Researchers at the University of Pittsburgh have used ultrasound and microbubbles to effectively deliver gene therapy into cells. The details of the technique – known as sonoporation – have been published in the journal, Proceedings of the National Academy of Sciences (PNAS).
“We can use ultrasound energy in combination with small, gas-filled bubbles to selectively open up cells to allow the delivery of therapeutic agents,” said Journal Dr. Brandon Helfield, postdoctoral fellow at the Center for Ultrasound Molecular Imaging and Therapeutics at the University of Pittsburg Medical Center (UPMC), and the study’s lead author. “With a focused ultrasound beam, this approach lets us tune this delivery to the precise location of disease while sparing healthy tissue.
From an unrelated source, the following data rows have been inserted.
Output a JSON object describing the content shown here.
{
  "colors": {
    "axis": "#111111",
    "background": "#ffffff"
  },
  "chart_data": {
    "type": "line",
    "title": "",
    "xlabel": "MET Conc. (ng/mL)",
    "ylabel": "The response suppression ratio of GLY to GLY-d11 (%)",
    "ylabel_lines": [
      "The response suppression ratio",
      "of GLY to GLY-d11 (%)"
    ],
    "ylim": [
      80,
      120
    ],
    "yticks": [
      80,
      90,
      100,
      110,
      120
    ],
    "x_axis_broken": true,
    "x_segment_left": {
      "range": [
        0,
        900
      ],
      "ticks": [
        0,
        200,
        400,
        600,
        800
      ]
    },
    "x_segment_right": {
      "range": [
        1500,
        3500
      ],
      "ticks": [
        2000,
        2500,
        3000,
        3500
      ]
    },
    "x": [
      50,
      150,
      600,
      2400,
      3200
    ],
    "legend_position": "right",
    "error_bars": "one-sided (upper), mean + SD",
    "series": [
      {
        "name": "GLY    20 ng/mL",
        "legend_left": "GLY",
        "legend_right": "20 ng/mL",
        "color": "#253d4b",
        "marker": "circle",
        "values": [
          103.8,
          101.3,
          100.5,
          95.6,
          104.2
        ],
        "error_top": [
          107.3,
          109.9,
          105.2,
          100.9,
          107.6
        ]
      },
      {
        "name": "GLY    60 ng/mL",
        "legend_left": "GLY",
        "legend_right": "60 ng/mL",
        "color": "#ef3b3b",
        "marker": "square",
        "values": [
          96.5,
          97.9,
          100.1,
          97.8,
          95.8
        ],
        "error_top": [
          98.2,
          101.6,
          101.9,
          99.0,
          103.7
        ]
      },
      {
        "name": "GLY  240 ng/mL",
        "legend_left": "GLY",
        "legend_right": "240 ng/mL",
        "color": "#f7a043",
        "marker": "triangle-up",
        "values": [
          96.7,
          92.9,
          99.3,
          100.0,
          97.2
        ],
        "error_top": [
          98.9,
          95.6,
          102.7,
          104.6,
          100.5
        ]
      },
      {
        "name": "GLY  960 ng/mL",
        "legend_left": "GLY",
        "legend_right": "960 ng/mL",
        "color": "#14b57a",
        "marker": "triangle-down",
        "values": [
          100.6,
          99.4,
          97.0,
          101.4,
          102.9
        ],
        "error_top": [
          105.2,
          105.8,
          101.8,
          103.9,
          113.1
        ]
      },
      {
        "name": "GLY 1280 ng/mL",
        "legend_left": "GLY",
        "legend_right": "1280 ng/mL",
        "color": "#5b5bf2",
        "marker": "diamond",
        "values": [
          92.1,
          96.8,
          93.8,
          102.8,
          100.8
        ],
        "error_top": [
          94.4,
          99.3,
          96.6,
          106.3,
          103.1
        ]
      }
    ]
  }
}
Our study looks at some of the biophysics at play and helps us get closer to refining this technique as a clinical tool.”
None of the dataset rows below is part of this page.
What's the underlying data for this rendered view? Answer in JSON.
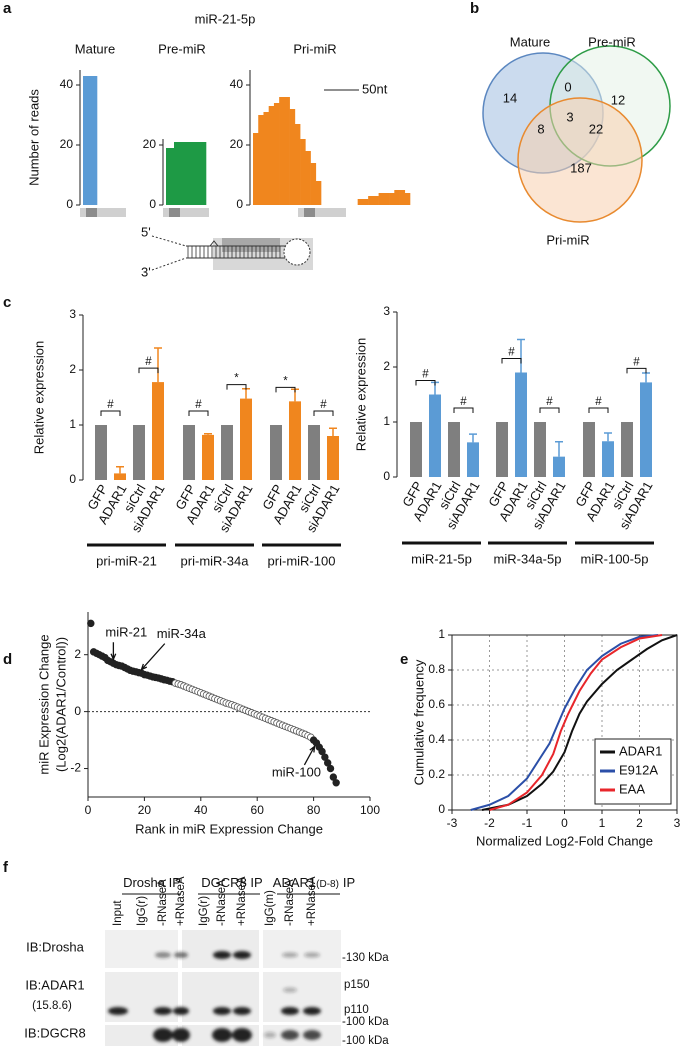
{
  "panel_labels": [
    "a",
    "b",
    "c",
    "d",
    "e",
    "f"
  ],
  "panel_a": {
    "title": "miR-21-5p",
    "scale_bar": "50nt",
    "hairpin_5": "5'",
    "hairpin_3": "3'"
  },
  "venn": {
    "sets": [
      "Mature",
      "Pre-miR",
      "Pri-miR"
    ],
    "counts": {
      "mature_only": "14",
      "mature_pre": "0",
      "pre_only": "12",
      "mature_pri": "8",
      "all": "3",
      "pre_pri": "22",
      "pri_only": "187"
    }
  },
  "chart_data": [
    {
      "type": "bar",
      "title": "Mature",
      "ylabel": "Number of reads",
      "values": [
        43
      ],
      "color": "#5b9bd5",
      "ylim": [
        0,
        45
      ],
      "yticks": [
        0,
        20,
        40
      ]
    },
    {
      "type": "bar",
      "title": "Pre-miR",
      "values": [
        19,
        21,
        21,
        21,
        21
      ],
      "color": "#1e9a45",
      "ylim": [
        0,
        22
      ],
      "yticks": [
        0,
        20
      ]
    },
    {
      "type": "bar",
      "title": "Pri-miR",
      "values": [
        24,
        30,
        31,
        33,
        34,
        36,
        36,
        32,
        27,
        22,
        18,
        14,
        8,
        0,
        0,
        0,
        0,
        0,
        0,
        0,
        2,
        2,
        3,
        3,
        4,
        4,
        4,
        5,
        5,
        4
      ],
      "color": "#f0861e",
      "ylim": [
        0,
        45
      ],
      "yticks": [
        0,
        20,
        40
      ]
    },
    {
      "type": "grouped_bar",
      "ylabel": "Relative expression",
      "groups": [
        "pri-miR-21",
        "pri-miR-34a",
        "pri-miR-100"
      ],
      "categories": [
        "GFP",
        "ADAR1",
        "siCtrl",
        "siADAR1",
        "GFP",
        "ADAR1",
        "siCtrl",
        "siADAR1",
        "GFP",
        "ADAR1",
        "siCtrl",
        "siADAR1"
      ],
      "values": [
        1,
        0.12,
        1,
        1.78,
        1,
        0.82,
        1,
        1.48,
        1,
        1.43,
        1,
        0.8
      ],
      "errors": [
        null,
        0.12,
        null,
        0.62,
        null,
        0.02,
        null,
        0.18,
        null,
        0.22,
        null,
        0.14
      ],
      "colors": [
        "#7f7f7f",
        "#f0861e",
        "#7f7f7f",
        "#f0861e",
        "#7f7f7f",
        "#f0861e",
        "#7f7f7f",
        "#f0861e",
        "#7f7f7f",
        "#f0861e",
        "#7f7f7f",
        "#f0861e"
      ],
      "significance": [
        "#",
        "#",
        "#",
        "*",
        "*",
        "#"
      ],
      "ylim": [
        0,
        3
      ],
      "yticks": [
        0,
        1,
        2,
        3
      ]
    },
    {
      "type": "grouped_bar",
      "ylabel": "Relative expression",
      "groups": [
        "miR-21-5p",
        "miR-34a-5p",
        "miR-100-5p"
      ],
      "categories": [
        "GFP",
        "ADAR1",
        "siCtrl",
        "siADAR1",
        "GFP",
        "ADAR1",
        "siCtrl",
        "siADAR1",
        "GFP",
        "ADAR1",
        "siCtrl",
        "siADAR1"
      ],
      "values": [
        1,
        1.5,
        1,
        0.63,
        1,
        1.9,
        1,
        0.37,
        1,
        0.65,
        1,
        1.72
      ],
      "errors": [
        null,
        0.22,
        null,
        0.15,
        null,
        0.6,
        null,
        0.27,
        null,
        0.15,
        null,
        0.17
      ],
      "colors": [
        "#7f7f7f",
        "#5b9bd5",
        "#7f7f7f",
        "#5b9bd5",
        "#7f7f7f",
        "#5b9bd5",
        "#7f7f7f",
        "#5b9bd5",
        "#7f7f7f",
        "#5b9bd5",
        "#7f7f7f",
        "#5b9bd5"
      ],
      "significance": [
        "#",
        "#",
        "#",
        "#",
        "#",
        "#"
      ],
      "ylim": [
        0,
        3
      ],
      "yticks": [
        0,
        1,
        2,
        3
      ]
    },
    {
      "type": "scatter",
      "xlabel": "Rank in miR Expression Change",
      "ylabel": [
        "miR Expression Change",
        "(Log2(ADAR1/Control))"
      ],
      "xlim": [
        0,
        100
      ],
      "xticks": [
        0,
        20,
        40,
        60,
        80,
        100
      ],
      "ylim": [
        -3,
        3.5
      ],
      "yticks": [
        -2,
        0,
        2
      ],
      "reference_line": 0,
      "series": [
        {
          "color": "#222222",
          "fill": true,
          "x": [
            1,
            2,
            3,
            4,
            5,
            6,
            7,
            8,
            9,
            10,
            11,
            12,
            13,
            14,
            15,
            16,
            17,
            18,
            19,
            20,
            21,
            22,
            23,
            24,
            25,
            26,
            27,
            28,
            29,
            30
          ],
          "values": [
            3.1,
            2.1,
            2.05,
            2.0,
            1.95,
            1.9,
            1.8,
            1.75,
            1.7,
            1.65,
            1.62,
            1.6,
            1.55,
            1.5,
            1.45,
            1.42,
            1.4,
            1.37,
            1.35,
            1.3,
            1.28,
            1.25,
            1.22,
            1.2,
            1.18,
            1.15,
            1.12,
            1.1,
            1.07,
            1.05
          ]
        },
        {
          "color": "#555555",
          "fill": false,
          "x": [
            31,
            32,
            33,
            34,
            35,
            36,
            37,
            38,
            39,
            40,
            41,
            42,
            43,
            44,
            45,
            46,
            47,
            48,
            49,
            50,
            51,
            52,
            53,
            54,
            55,
            56,
            57,
            58,
            59,
            60,
            61,
            62,
            63,
            64,
            65,
            66,
            67,
            68,
            69,
            70,
            71,
            72,
            73,
            74,
            75,
            76,
            77,
            78,
            79
          ],
          "values": [
            1.0,
            0.97,
            0.94,
            0.9,
            0.86,
            0.82,
            0.78,
            0.74,
            0.7,
            0.66,
            0.62,
            0.58,
            0.54,
            0.5,
            0.46,
            0.42,
            0.38,
            0.34,
            0.3,
            0.27,
            0.24,
            0.2,
            0.16,
            0.12,
            0.08,
            0.04,
            0.0,
            -0.04,
            -0.08,
            -0.12,
            -0.16,
            -0.2,
            -0.24,
            -0.28,
            -0.32,
            -0.36,
            -0.4,
            -0.44,
            -0.48,
            -0.52,
            -0.56,
            -0.6,
            -0.64,
            -0.68,
            -0.72,
            -0.76,
            -0.8,
            -0.85,
            -0.9
          ]
        },
        {
          "color": "#222222",
          "fill": true,
          "x": [
            80,
            81,
            82,
            83,
            84,
            85,
            86,
            87,
            88
          ],
          "values": [
            -1.0,
            -1.1,
            -1.25,
            -1.4,
            -1.6,
            -1.8,
            -2.0,
            -2.3,
            -2.5
          ]
        }
      ],
      "annotations": [
        {
          "text": "miR-21",
          "x": 9,
          "y": 1.7
        },
        {
          "text": "miR-34a",
          "x": 18,
          "y": 1.37
        },
        {
          "text": "miR-100",
          "x": 81,
          "y": -1.1
        }
      ]
    },
    {
      "type": "line",
      "xlabel": "Normalized Log2-Fold Change",
      "ylabel": "Cumulative frequency",
      "xlim": [
        -3,
        3
      ],
      "xticks": [
        -3,
        -2,
        -1,
        0,
        1,
        2,
        3
      ],
      "ylim": [
        0,
        1
      ],
      "yticks": [
        0,
        0.2,
        0.4,
        0.6,
        0.8,
        1
      ],
      "grid": true,
      "legend": "lower right",
      "series": [
        {
          "name": "ADAR1",
          "color": "#111111",
          "x": [
            -2.2,
            -1.5,
            -1,
            -0.6,
            -0.3,
            0,
            0.2,
            0.4,
            0.6,
            1,
            1.4,
            1.8,
            2.2,
            2.6,
            3
          ],
          "values": [
            0,
            0.03,
            0.08,
            0.15,
            0.22,
            0.33,
            0.45,
            0.55,
            0.62,
            0.72,
            0.8,
            0.86,
            0.92,
            0.97,
            1
          ]
        },
        {
          "name": "E912A",
          "color": "#2b4fa8",
          "x": [
            -2.5,
            -2,
            -1.5,
            -1,
            -0.7,
            -0.4,
            -0.2,
            0,
            0.3,
            0.6,
            1,
            1.5,
            2,
            2.5
          ],
          "values": [
            0,
            0.03,
            0.08,
            0.18,
            0.28,
            0.38,
            0.48,
            0.58,
            0.7,
            0.8,
            0.88,
            0.95,
            0.99,
            1
          ]
        },
        {
          "name": "EAA",
          "color": "#e8262b",
          "x": [
            -2,
            -1.5,
            -1,
            -0.6,
            -0.3,
            -0.1,
            0.1,
            0.4,
            0.7,
            1,
            1.5,
            2,
            2.6
          ],
          "values": [
            0,
            0.03,
            0.1,
            0.2,
            0.32,
            0.45,
            0.55,
            0.68,
            0.78,
            0.86,
            0.93,
            0.98,
            1
          ]
        }
      ]
    }
  ],
  "blot": {
    "headers": [
      [
        "Drosha IP"
      ],
      [
        "DGCR8 IP"
      ],
      [
        "ADAR1",
        "(D-8)",
        "IP"
      ]
    ],
    "lanes": [
      "Input",
      "IgG(r)",
      "-RNaseA",
      "+RNaseA",
      "IgG(r)",
      "-RNaseA",
      "+RNaseA",
      "IgG(m)",
      "-RNaseA",
      "+RNaseA"
    ],
    "rows": [
      "IB:Drosha",
      "IB:ADAR1",
      "(15.8.6)",
      "IB:DGCR8"
    ],
    "markers": [
      "-130 kDa",
      "p150",
      "p110",
      "-100 kDa",
      "-100 kDa"
    ]
  }
}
Viruses are most often used as vectors to deliver gene therapy into cells, however this method can cause severe inflammatory immune system reactions. In order to develop a gene delivery method with less potential side effects, Helfield and his colleagues used intravascular microbubbles which can be induced to release their gene payload by the application of directed ultrasound energy.
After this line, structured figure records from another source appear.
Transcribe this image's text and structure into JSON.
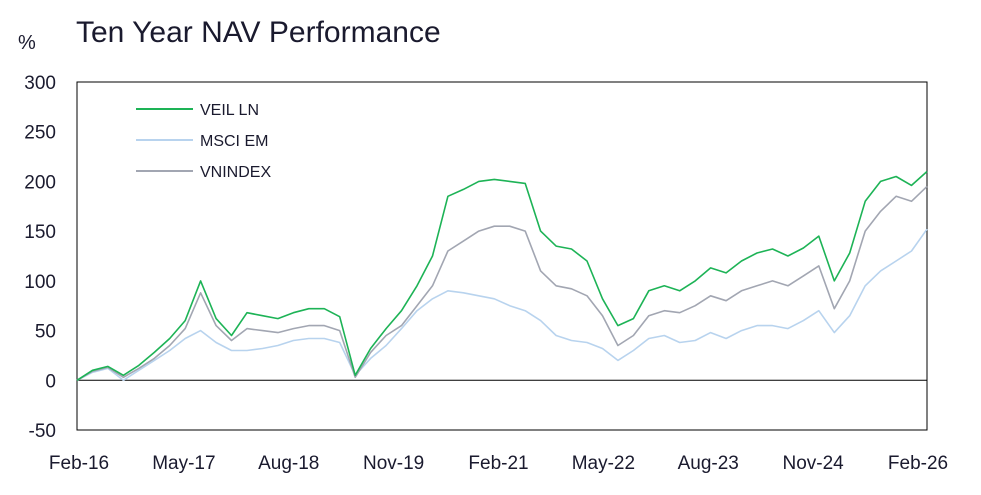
{
  "chart_data": {
    "type": "line",
    "title": "Ten Year NAV Performance",
    "ylabel": "%",
    "xlabel": "",
    "ylim": [
      -50,
      300
    ],
    "yticks": [
      300,
      250,
      200,
      150,
      100,
      50,
      0,
      -50
    ],
    "xticks": [
      "Feb-16",
      "May-17",
      "Aug-18",
      "Nov-19",
      "Feb-21",
      "May-22",
      "Aug-23",
      "Nov-24",
      "Feb-26"
    ],
    "grid": false,
    "zero_line": true,
    "legend_position": "top-left",
    "x": [
      "Feb-16",
      "Jun-16",
      "Oct-16",
      "Feb-17",
      "May-17",
      "Aug-17",
      "Nov-17",
      "Feb-18",
      "Apr-18",
      "Jun-18",
      "Aug-18",
      "Nov-18",
      "Feb-19",
      "May-19",
      "Aug-19",
      "Nov-19",
      "Jan-20",
      "Feb-20",
      "Mar-20",
      "Apr-20",
      "Jul-20",
      "Oct-20",
      "Dec-20",
      "Feb-21",
      "Apr-21",
      "Jun-21",
      "Aug-21",
      "Oct-21",
      "Dec-21",
      "Feb-22",
      "Apr-22",
      "May-22",
      "Jun-22",
      "Jul-22",
      "Sep-22",
      "Nov-22",
      "Dec-22",
      "Jan-23",
      "Mar-23",
      "May-23",
      "Aug-23",
      "Oct-23",
      "Dec-23",
      "Feb-24",
      "Apr-24",
      "Jun-24",
      "Aug-24",
      "Nov-24",
      "Jan-25",
      "Feb-25",
      "Apr-25",
      "Jun-25",
      "Aug-25",
      "Oct-25",
      "Dec-25",
      "Feb-26"
    ],
    "series": [
      {
        "name": "VEIL LN",
        "color": "#1db356",
        "values": [
          0,
          10,
          14,
          5,
          15,
          28,
          42,
          60,
          100,
          62,
          45,
          68,
          65,
          62,
          68,
          72,
          72,
          64,
          5,
          32,
          52,
          70,
          95,
          125,
          185,
          192,
          200,
          202,
          200,
          198,
          150,
          135,
          132,
          120,
          82,
          55,
          62,
          90,
          95,
          90,
          100,
          113,
          108,
          120,
          128,
          132,
          125,
          133,
          145,
          100,
          128,
          180,
          200,
          205,
          196,
          210
        ]
      },
      {
        "name": "MSCI EM",
        "color": "#b8d3ee",
        "values": [
          0,
          8,
          12,
          0,
          10,
          20,
          30,
          42,
          50,
          38,
          30,
          30,
          32,
          35,
          40,
          42,
          42,
          38,
          5,
          22,
          35,
          52,
          70,
          82,
          90,
          88,
          85,
          82,
          75,
          70,
          60,
          45,
          40,
          38,
          32,
          20,
          30,
          42,
          45,
          38,
          40,
          48,
          42,
          50,
          55,
          55,
          52,
          60,
          70,
          48,
          65,
          95,
          110,
          120,
          130,
          152
        ]
      },
      {
        "name": "VNINDEX",
        "color": "#a2a6b2",
        "values": [
          0,
          9,
          13,
          3,
          12,
          22,
          35,
          52,
          88,
          55,
          40,
          52,
          50,
          48,
          52,
          55,
          55,
          50,
          3,
          28,
          45,
          55,
          75,
          95,
          130,
          140,
          150,
          155,
          155,
          150,
          110,
          95,
          92,
          85,
          65,
          35,
          45,
          65,
          70,
          68,
          75,
          85,
          80,
          90,
          95,
          100,
          95,
          105,
          115,
          72,
          100,
          150,
          170,
          185,
          180,
          195
        ]
      }
    ]
  }
}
To study the biophysics of sonoporation, the researchers developed the first ultrafast imaging camera in North America, capable of capturing images at up to 25 million frames per second. Using this camera, they were able to determine the minimum amount of shear stress generated by the oscillating bubbles capable of causing small perforations in the target cell membrane. Once formed, these pores allow the gene therapy to enter the cell.
“By allowing us to actually see the microbubbles vibrating at millions of times per second, our unique camera enabled us to determine that microbubble-induced shear stress is the critical factor for sonoporation,” said Dr. Xucai Chen, research associate professor of medicine, Pitt Division of Cardiology, and Pittsburgh Heart, Lung and Blood Vascular Medicine Institute. “This new information, in turn, will facilitate the intelligent design of treatment protocols and microbubble fabrication to preferentially cause the desired effect of opening nearby cells. It also gives us a starting point to investigate how cells cope with this treatment.”
The researchers were able to observe a single microbubble oscillating at one million times per second using their ultrafast imaging camera. Their data on sonoporation could eventually help others determine the optimal microbubble design and ultrasound amplitude for targeted gene therapy for clinical use.
“It’s critical for us to understand the biophysical mechanisms of sonoporation in order to translate this approach into an effective gene or drug delivery tool for patients,” said Dr. Flordeliza Villanueva, professor of medicine at Pitt, director of the Center for Ultrasound Molecular Imaging and Therapeutics, and the senior author of the investigation. “Building on the PNAS study, we are continuing to investigate how sonoporation affects the function of treated cells and to develop strategies to maximize its therapeutic effects.”